Oxidative α-C-C Bond Cleavage of 2° and 3° Alcohols to Aromatic Acids with O2 at Room Temperature via Iron Photocatalysis

The selective α-C-C bond cleavage of unfunctionalized secondary (2°) and tertiary alcohols (3°) is essential for valorization of macromolecules and biopolymers. We developed a blue-light-driven iron catalysis for aerobic oxidation of 2° and 3° alcohols to acids via α-C-C bond cleavages at room temperature. The first example of oxygenation of the simple tertiary alcohols was reported.
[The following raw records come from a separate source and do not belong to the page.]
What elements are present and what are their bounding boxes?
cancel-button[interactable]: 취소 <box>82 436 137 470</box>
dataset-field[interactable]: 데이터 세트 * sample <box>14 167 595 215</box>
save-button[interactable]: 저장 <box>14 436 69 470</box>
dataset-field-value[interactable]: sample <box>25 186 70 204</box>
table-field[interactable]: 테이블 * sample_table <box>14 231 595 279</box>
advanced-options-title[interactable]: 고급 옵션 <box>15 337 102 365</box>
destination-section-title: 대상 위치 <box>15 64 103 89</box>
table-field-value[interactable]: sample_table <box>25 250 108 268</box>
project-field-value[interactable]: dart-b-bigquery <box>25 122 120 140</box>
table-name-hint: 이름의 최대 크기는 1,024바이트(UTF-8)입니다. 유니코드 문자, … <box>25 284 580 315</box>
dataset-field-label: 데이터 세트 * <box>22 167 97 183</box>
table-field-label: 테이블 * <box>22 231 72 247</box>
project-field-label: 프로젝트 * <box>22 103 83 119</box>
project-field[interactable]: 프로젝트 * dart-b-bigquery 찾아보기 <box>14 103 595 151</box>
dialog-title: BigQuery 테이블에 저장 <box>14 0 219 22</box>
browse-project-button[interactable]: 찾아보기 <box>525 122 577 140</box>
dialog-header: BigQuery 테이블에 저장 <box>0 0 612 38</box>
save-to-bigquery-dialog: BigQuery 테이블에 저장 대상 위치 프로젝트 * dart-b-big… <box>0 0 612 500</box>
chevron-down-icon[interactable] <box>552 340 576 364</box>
The iron catalyst and blue light play critical roles to enable the formation of highly reactive O radicals from alcohols and the consequent two α-C-C bond cleavages.

Iron-catalyzed oxidative C–C(vinyl) σ-bond cleavage of allylarenes to aryl aldehydes at room temperature with ambient air

The iron-catalyzed C−C single bond cleavage and oxidation of allylarenes without the assistance of heteroatoms/directing groups to produce aryl aldehydes is disclosed.